IndiGo crisis hits Delhi's economy hard: Rs 1,000-crore loss expected as flight cancellations disrupt trade and tourism
PTC Web Desk: Delhi’s economy is facing a major setback as IndiGo’s ongoing operational crisis continues to disrupt flight schedules across the country. According to the Chamber of Trade and Industry (CTI), large-scale flight cancellations by the airline have already caused an estimated loss of nearly Rs 1,000 crore to the Capital’s trade, tourism, hospitality and exhibition sectors.
CTI Chairman Brijesh Goyal said daily cancellations have severely affected the movement of traders, tourists and business travellers, leading to a noticeable dip in commercial activity across Delhi. He noted that footfall in city markets has fallen by almost 25% in the last 10 days, as outstation travellers are choosing to avoid air travel amid uncertainty.
Delhi Airport usually handles around 1.5 lakh passengers every day, including nearly 50,000 traders and business travellers. However, the repeated flight disruptions have significantly reduced this inflow, resulting in direct losses for wholesale markets, retail centres, and business districts. Hotels, restaurants, banquets and resorts have reportedly received thousands of cancellations in the past week alone.
The exhibition and events industry has also been hit hard. Several major exhibitions, spanning automobiles, handloom, textiles, home decor and auto components, are currently being held at Pragati Maidan and Anand Mandapam. Many traders and visitors from across India were unable to reach Delhi due to last-minute flight cancellations, affecting business participation and sales.

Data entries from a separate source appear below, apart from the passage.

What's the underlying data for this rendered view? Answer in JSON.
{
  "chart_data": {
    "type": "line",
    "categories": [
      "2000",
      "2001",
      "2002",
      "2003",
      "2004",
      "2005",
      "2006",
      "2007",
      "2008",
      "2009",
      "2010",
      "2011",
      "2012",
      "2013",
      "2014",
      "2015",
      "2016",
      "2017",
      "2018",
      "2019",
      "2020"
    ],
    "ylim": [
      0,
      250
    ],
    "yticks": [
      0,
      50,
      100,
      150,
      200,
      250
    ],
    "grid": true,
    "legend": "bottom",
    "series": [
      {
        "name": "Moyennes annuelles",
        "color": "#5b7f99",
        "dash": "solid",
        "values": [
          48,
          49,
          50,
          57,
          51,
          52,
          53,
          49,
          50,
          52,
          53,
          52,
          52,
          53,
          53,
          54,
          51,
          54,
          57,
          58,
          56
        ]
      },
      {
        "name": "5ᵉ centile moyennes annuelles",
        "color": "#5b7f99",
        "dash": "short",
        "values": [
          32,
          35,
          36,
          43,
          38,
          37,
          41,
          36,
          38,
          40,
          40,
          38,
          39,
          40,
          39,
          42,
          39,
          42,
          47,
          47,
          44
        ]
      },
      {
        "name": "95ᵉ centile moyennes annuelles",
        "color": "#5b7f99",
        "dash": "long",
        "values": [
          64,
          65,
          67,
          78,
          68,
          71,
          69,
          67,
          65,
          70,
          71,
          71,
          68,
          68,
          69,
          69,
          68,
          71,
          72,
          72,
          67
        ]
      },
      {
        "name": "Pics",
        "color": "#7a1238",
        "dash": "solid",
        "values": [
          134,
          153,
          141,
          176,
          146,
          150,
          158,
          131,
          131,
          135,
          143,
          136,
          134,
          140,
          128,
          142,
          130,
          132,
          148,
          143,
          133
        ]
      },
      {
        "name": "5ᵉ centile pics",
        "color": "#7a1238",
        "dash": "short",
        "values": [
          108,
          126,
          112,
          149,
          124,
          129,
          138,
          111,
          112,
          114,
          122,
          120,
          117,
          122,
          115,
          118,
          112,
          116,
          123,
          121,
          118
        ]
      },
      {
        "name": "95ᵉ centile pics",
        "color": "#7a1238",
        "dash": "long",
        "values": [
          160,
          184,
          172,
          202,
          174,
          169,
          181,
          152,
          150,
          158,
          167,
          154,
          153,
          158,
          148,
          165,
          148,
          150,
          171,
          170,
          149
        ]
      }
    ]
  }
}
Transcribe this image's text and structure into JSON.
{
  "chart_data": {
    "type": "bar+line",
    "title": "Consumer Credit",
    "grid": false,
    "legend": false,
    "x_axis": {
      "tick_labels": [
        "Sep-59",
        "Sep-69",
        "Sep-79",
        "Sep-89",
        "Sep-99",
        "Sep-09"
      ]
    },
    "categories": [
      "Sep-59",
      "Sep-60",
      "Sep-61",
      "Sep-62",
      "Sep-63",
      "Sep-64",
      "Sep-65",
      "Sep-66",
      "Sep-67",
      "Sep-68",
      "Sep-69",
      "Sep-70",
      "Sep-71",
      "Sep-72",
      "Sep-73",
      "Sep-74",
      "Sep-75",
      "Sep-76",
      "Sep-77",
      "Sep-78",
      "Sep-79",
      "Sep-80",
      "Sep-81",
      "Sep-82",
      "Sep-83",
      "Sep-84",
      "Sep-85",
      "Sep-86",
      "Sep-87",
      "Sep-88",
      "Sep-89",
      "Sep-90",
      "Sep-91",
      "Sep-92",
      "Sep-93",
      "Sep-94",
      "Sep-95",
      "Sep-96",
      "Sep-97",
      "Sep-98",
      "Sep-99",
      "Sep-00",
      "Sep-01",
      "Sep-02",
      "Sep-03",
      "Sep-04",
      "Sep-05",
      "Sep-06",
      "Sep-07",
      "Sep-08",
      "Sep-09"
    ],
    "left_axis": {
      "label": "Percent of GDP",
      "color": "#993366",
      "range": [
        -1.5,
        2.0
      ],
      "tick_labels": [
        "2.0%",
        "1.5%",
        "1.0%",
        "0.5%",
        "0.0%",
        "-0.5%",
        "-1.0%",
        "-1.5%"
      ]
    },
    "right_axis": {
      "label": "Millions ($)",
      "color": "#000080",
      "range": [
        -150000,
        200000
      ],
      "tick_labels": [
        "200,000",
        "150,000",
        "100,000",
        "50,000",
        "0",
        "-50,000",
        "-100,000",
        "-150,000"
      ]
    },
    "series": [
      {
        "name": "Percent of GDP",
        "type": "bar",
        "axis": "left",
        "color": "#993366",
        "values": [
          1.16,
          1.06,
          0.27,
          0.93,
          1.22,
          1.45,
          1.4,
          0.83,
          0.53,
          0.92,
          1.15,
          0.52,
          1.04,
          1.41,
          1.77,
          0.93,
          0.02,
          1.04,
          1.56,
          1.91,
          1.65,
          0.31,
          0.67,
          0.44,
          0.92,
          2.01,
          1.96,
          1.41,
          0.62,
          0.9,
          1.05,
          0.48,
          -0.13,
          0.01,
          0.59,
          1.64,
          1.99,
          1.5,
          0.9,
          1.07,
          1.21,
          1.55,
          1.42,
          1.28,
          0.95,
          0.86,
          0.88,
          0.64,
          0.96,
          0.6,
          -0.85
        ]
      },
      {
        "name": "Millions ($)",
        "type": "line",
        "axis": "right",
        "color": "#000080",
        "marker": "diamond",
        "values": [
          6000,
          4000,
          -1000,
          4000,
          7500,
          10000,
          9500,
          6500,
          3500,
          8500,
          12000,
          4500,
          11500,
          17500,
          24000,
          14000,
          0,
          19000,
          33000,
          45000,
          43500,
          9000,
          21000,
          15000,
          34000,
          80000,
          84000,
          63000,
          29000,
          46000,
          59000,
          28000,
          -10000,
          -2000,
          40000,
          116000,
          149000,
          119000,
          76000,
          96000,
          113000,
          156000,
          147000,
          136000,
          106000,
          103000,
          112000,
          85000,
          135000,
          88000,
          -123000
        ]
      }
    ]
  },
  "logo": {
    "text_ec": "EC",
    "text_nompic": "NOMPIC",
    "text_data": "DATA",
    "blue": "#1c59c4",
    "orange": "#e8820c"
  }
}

Travel industry representatives warn that the crisis is now spilling into the peak tourism season. Destination weddings, too, are facing disruption, with some wedding groups unable to reach venues, triggering losses for hotels, caterers, event planners and transport operators.
The situation worsened after the Directorate General of Civil Aviation (DGCA) ordered IndiGo to reduce its operations by 10% due to continued disruptions. In response, the Ministry of Civil Aviation has begun the process of redistributing this curtailed capacity among other domestic airlines.

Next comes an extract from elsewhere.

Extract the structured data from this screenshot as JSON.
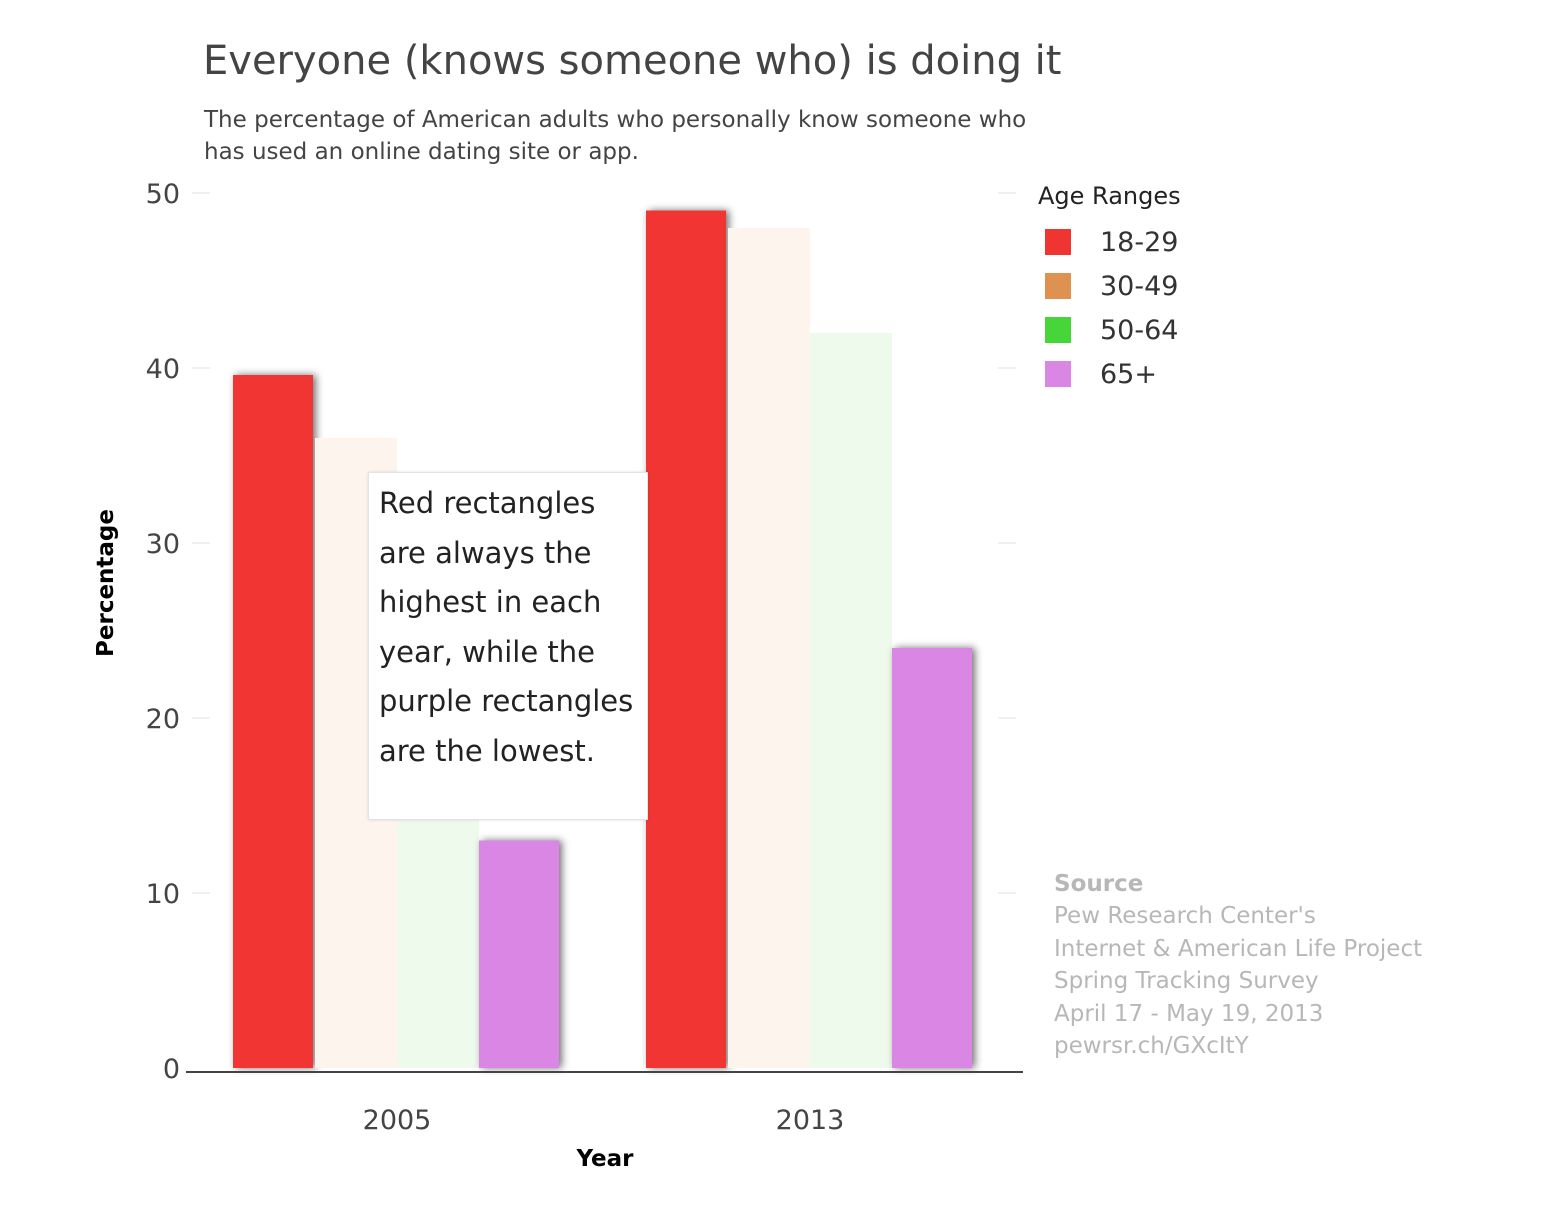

Government officials said the redistribution aims to restore passenger confidence and prevent further cancellations. The move is also intended to signal that operational failures will directly affect an airline’s market share.
Under the proposal, IndiGo’s reduced flight share will be allocated to carriers such as Air India, Akasa Air and SpiceJet. Distribution will be based on fleet size, operational readiness, and ability to manage additional passengers. The rollout will be staggered to maintain stability and avoid further disruptions.
While IndiGo will continue to operate on all its existing routes, the impact will be felt more on high-demand and high-frequency sectors.
With the festive and tourism season underway, trader groups fear that losses may rise further if the aviation situation does not stabilise soon. For now, Delhi’s markets, hotels, event venues and tourism operators remain anxious, caught between an unstable flight network and a crucial business season that is slipping away.